McGinnity, 22, is a petite political science and economics major who is working to stop human slave trafficking worldwide. A year ago, she visited 10 countries to collect data for her honors thesis on how to strengthen anti-trafficking programs.
McGinnity once spent eight months working in a Romanian orphanage while studying in Romania on scholarship. She later met former child slaves in Ghana, where she found her calling: putting an end to the buying and selling of human beings as slaves.
McGinnity is a courageous volunteer who also created a Model United Nations program for middle school students shortly after enrolling at ASU.
She currently is in Egypt studying Arabic, and after graduation she plans on a career in diplomacy. In fact, in the article she says her goal is to be U.S. Secretary of State.

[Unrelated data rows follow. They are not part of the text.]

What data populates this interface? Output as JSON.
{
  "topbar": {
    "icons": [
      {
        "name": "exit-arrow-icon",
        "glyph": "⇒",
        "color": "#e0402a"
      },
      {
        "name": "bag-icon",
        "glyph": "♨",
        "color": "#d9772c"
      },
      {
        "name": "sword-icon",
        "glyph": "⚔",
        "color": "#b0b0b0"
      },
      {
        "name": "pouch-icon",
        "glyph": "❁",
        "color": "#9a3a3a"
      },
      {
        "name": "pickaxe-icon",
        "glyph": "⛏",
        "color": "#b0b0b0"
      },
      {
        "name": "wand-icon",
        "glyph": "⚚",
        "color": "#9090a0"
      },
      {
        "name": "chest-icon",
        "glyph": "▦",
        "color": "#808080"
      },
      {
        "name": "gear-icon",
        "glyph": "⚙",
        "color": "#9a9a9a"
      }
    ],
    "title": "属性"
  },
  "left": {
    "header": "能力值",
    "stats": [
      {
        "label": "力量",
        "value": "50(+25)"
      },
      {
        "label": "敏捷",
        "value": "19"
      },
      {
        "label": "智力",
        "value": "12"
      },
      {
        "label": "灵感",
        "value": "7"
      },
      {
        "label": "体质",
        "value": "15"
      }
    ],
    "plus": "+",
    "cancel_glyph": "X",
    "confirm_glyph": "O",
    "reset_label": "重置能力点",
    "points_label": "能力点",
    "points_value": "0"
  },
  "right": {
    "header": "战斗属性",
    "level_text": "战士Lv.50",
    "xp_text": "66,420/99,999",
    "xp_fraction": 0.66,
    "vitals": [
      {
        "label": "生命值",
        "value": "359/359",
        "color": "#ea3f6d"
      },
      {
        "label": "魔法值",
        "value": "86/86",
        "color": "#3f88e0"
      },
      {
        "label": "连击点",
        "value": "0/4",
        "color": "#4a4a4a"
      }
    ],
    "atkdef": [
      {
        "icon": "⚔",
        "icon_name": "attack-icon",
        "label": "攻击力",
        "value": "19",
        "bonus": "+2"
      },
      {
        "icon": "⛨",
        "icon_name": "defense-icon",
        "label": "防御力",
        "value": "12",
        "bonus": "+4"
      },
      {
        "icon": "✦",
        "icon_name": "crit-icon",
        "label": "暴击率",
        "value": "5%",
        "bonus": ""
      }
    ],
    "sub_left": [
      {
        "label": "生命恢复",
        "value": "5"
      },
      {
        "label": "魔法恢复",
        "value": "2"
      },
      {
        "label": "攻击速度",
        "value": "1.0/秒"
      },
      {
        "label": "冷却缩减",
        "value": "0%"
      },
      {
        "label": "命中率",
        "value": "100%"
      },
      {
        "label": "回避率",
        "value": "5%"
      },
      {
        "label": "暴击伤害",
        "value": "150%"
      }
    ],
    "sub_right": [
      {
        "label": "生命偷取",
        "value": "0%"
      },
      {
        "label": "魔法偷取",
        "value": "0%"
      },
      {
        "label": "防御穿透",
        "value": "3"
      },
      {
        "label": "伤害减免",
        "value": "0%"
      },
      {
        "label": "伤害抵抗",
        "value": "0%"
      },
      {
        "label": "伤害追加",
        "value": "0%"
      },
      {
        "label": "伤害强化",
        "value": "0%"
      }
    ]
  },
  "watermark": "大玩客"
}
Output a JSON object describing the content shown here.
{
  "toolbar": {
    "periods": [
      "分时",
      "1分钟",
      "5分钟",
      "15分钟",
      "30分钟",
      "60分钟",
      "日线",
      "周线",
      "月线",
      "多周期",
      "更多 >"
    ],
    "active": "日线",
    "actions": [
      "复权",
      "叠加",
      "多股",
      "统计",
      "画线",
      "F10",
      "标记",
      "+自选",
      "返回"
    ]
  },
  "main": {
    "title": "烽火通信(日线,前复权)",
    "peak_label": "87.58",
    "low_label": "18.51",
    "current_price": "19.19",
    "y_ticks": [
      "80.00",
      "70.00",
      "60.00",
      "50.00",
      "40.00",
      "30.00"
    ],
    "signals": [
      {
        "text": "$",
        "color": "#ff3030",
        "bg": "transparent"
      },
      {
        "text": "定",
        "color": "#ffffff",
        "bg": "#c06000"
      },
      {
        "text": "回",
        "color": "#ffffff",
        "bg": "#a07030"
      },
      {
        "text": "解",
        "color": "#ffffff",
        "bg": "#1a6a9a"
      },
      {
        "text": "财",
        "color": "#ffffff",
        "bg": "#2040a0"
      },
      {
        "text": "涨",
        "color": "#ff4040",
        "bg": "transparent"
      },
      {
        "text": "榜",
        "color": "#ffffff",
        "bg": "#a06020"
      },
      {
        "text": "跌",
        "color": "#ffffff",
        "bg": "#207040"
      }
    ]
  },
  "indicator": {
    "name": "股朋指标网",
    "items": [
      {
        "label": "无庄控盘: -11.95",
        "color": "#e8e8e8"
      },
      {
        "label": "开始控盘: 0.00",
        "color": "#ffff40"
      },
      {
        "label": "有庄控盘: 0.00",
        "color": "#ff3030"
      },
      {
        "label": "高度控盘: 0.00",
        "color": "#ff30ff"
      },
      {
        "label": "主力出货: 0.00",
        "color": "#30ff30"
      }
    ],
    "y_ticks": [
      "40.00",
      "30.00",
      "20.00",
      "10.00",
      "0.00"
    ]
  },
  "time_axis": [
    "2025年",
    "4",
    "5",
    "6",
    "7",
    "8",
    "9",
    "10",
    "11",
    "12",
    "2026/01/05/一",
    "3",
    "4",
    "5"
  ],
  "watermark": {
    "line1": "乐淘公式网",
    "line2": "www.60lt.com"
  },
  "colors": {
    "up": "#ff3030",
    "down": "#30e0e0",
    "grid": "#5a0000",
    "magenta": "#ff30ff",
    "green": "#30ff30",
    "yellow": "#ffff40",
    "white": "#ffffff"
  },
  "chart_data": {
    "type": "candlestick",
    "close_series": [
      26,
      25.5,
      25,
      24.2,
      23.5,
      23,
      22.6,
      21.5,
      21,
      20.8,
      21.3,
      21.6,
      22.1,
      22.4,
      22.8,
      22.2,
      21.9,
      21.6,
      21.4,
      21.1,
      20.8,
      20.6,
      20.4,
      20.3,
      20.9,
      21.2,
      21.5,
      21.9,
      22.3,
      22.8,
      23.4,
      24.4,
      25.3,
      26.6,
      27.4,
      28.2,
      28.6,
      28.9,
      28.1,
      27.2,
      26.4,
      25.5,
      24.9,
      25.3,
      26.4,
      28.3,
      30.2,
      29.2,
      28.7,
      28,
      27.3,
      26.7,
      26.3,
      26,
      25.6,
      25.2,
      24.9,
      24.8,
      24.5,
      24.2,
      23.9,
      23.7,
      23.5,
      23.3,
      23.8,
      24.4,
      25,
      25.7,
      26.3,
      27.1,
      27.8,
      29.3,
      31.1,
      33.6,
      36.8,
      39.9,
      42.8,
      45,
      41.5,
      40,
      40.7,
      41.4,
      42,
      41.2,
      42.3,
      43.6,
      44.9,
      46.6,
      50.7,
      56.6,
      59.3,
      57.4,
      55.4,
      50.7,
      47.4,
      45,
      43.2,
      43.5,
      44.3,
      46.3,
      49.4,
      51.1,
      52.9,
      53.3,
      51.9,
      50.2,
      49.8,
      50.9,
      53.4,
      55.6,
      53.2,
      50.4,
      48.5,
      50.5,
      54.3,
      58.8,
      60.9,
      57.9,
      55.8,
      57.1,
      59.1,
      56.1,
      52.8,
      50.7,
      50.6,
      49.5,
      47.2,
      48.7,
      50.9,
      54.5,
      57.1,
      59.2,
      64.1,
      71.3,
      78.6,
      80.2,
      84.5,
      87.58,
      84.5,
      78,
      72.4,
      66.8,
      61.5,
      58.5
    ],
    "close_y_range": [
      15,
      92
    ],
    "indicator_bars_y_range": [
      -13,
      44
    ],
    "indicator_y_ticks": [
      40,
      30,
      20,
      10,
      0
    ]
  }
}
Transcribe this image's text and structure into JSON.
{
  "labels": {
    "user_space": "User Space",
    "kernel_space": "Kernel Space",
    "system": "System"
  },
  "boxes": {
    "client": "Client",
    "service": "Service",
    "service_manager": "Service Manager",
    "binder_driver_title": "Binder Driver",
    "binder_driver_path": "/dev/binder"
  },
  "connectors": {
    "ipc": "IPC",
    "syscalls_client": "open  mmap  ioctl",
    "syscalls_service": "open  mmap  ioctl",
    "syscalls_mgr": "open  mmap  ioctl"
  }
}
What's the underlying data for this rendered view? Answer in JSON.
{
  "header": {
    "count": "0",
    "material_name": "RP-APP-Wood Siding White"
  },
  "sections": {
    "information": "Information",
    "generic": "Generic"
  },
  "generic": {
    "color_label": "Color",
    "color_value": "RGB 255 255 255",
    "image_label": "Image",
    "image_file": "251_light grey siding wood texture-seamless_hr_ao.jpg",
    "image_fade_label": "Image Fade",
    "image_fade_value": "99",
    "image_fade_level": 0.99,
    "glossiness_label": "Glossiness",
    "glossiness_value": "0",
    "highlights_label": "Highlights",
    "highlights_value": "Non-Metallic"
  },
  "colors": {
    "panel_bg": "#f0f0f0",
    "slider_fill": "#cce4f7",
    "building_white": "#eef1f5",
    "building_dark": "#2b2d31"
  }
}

McGinnity graduated from Mesa’s Mountain View High School in 2003. She has a 4.0 grade-point average at ASU, and last spring she won a $30,000 Truman Scholarship, the nation’s highest undergraduate leadership award.
Following ASU graduation next May, McGinnity plans to enter a joint master’s program in foreign service and economics at Georgetown University.
For the past 50 years, Glamour has saluted the most outstanding young female leaders on America’s campuses, many of whom have gone on to achieve remarkable success. Martha Stewart was a 1961 winner from Barnard College. The article is online at www.glamour.com/news/articles/2007/05/collegewomen?currentPage=4.